From the café balcony at the new Borders bookstore at Alameda Towne Centre, there's a 180-degree view which includes the Oakland Hills, the lagoon and, to the south over the tops of the shopping center, a bit of the San Francisco peninsula.
The new two-story store adjacent to Safeway, at 23,000 square feet, is one of 14 "concept" stores Borders Inc. — which also owns Waldenbooks — is opening this year.
"Borders is going to be great," says Michael Corbitt, of Harsch Investment Properties, which runs the Towne Centre. "It's all about the future. It's not just another bookstore."
The Towne Centre Borders store, which opened Thursday, features technology prominently. Customers can make their own CDs or downloadable mixes, make travel reservations, search and print out recipes, dive into their family history on an interactive computer station created in partnership with ancestry.com, or create digital books or photo albums.
"I can see my 15-year-old and 13-year-old going in there with their pictures and making an album," said Corbitt. "And Borders will have staff who can walk people through all the technology."
The new Borders look also emphasizes comfort and ease-of-use, with circular display tables, lots of soft seating, warm colors and easy-to-find popular travel, wellness and cooking sections. There's also a good-sized café on the second floor run by Borders partner Seattle's Best Coffee.

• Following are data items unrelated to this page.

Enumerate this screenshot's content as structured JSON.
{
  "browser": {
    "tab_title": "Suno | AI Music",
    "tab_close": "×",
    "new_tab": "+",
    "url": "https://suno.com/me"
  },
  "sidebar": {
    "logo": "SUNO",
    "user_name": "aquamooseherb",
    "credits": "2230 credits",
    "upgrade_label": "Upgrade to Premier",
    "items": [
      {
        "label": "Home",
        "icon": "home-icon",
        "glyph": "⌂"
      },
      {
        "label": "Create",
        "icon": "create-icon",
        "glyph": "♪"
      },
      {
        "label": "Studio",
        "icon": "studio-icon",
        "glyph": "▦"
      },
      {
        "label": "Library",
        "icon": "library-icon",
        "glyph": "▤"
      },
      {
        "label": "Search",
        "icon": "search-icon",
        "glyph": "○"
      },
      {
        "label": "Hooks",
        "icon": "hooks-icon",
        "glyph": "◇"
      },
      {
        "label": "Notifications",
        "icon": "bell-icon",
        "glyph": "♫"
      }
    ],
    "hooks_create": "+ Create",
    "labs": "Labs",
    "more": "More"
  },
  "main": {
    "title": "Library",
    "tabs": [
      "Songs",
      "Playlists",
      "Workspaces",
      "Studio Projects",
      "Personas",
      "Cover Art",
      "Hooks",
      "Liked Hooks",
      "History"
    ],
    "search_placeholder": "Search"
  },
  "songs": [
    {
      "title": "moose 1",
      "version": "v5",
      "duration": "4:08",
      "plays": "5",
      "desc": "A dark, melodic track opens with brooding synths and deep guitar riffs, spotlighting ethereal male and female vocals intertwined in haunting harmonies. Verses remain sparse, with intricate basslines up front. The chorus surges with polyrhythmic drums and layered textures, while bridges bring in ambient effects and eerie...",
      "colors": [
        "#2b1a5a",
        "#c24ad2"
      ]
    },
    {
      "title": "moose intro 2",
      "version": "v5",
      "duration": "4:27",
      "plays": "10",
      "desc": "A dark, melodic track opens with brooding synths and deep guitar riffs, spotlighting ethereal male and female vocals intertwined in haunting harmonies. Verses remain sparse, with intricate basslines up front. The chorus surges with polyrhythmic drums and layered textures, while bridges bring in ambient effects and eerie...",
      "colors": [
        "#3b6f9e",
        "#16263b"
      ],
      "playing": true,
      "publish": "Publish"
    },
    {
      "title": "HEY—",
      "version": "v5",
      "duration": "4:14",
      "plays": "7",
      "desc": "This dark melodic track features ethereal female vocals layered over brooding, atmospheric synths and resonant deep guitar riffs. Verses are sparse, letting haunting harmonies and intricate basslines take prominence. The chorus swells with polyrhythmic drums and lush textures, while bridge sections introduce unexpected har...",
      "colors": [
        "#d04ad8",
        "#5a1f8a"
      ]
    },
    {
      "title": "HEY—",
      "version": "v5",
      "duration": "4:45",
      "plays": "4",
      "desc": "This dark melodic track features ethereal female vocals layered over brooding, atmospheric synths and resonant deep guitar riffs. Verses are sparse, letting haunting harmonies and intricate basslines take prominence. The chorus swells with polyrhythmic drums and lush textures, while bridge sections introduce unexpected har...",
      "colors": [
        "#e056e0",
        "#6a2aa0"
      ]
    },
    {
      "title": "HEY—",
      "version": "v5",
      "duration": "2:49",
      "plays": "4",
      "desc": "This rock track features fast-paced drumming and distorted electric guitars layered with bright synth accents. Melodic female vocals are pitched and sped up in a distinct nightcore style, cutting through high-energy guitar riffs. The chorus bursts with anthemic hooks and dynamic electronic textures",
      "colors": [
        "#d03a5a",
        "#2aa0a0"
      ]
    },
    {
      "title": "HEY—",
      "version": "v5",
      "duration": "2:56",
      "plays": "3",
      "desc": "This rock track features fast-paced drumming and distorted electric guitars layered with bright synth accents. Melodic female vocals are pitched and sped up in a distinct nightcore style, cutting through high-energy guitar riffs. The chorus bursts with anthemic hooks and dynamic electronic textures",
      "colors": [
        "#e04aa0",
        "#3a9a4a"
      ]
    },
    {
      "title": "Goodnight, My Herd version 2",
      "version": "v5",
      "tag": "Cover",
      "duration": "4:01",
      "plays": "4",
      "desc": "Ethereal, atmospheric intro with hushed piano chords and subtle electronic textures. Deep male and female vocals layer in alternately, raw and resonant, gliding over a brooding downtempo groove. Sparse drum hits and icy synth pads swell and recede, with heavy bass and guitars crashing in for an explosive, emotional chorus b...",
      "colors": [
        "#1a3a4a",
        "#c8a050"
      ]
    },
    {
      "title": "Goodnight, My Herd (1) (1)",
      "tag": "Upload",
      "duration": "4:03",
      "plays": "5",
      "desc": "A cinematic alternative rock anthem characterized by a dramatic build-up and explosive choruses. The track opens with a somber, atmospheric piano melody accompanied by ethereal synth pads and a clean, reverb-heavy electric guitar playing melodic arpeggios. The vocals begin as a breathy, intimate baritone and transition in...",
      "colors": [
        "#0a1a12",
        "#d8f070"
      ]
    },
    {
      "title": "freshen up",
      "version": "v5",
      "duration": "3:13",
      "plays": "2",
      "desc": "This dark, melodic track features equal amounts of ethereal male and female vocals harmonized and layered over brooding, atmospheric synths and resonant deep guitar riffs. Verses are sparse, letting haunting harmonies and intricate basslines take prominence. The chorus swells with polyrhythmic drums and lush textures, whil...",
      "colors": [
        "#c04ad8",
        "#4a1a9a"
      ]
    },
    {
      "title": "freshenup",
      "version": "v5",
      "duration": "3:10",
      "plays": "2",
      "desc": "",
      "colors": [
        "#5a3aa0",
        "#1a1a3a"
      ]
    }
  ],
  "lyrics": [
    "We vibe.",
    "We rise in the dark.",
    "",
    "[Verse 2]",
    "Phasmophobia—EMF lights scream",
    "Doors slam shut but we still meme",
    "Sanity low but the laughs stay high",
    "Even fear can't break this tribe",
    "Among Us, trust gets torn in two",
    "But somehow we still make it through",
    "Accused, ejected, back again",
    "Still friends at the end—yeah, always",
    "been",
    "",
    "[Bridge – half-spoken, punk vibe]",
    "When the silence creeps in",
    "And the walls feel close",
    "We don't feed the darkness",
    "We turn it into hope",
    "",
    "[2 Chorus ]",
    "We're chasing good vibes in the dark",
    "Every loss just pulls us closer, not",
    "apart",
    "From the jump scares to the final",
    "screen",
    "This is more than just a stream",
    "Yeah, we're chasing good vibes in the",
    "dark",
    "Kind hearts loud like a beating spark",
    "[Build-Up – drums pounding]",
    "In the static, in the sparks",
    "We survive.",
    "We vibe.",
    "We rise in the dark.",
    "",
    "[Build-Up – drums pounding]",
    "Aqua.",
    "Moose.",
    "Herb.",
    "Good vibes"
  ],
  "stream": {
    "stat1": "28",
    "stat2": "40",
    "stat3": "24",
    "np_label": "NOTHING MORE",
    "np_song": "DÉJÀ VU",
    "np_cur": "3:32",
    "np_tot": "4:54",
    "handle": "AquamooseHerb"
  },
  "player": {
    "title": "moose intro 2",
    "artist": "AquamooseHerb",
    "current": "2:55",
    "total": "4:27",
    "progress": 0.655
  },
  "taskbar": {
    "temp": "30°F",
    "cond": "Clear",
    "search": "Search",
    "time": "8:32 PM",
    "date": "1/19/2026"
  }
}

"Yes it's about technology, but it's also about the experience," said Tim Anderson, a vice president for Borders, Inc. "We want it to be a place where people can feel comfortable, a home away from home." Anderson said a lot of attention and thought has been put into the details of the store's design. The pre-teen books, for example, have been separated into their own section.
"Older kids don't want to be browsing near the board books," said Anderson. And the computer search station in the kids' section is at child height. Theme-specific, in-house television programming will air in several of the store sections, like travel and cooking.
"We're trying to create an environment that is different, that brings people here and encourages them to stay a while." Anderson said Borders knows that customers have a lot of choices, from discount retailers to online stores, and they need a reason to come to the store.
"This is not a pilot or a test," said Anderson. "This is how all the new stores are going to roll out from now on."
The opening at Alameda Towne Center comes on the heels of an announcement last month that Borders Inc. had to line up more than $40 million in financing to fund operations and may put itself up for sale.
Alameda's Borders' doors opened for business on Thursday, but the official grand opening will be celebrated in a weekend-long series of events, May 30 through June 1. Clifford the Big Red Dog will pay a visit to the store as well as Willie Brown, former San Francisco mayor and speaker of the California State Assembly, and journalist Rick Kushman.
For operations manager Jennéa Weber, who managed the small Waldenbooks at the shopping center for 10 years until it closed last month, the opening of the snazzy new Borders is cause for great excitement.
"I'm in awe," she said. "And I'm most looking forward to the café."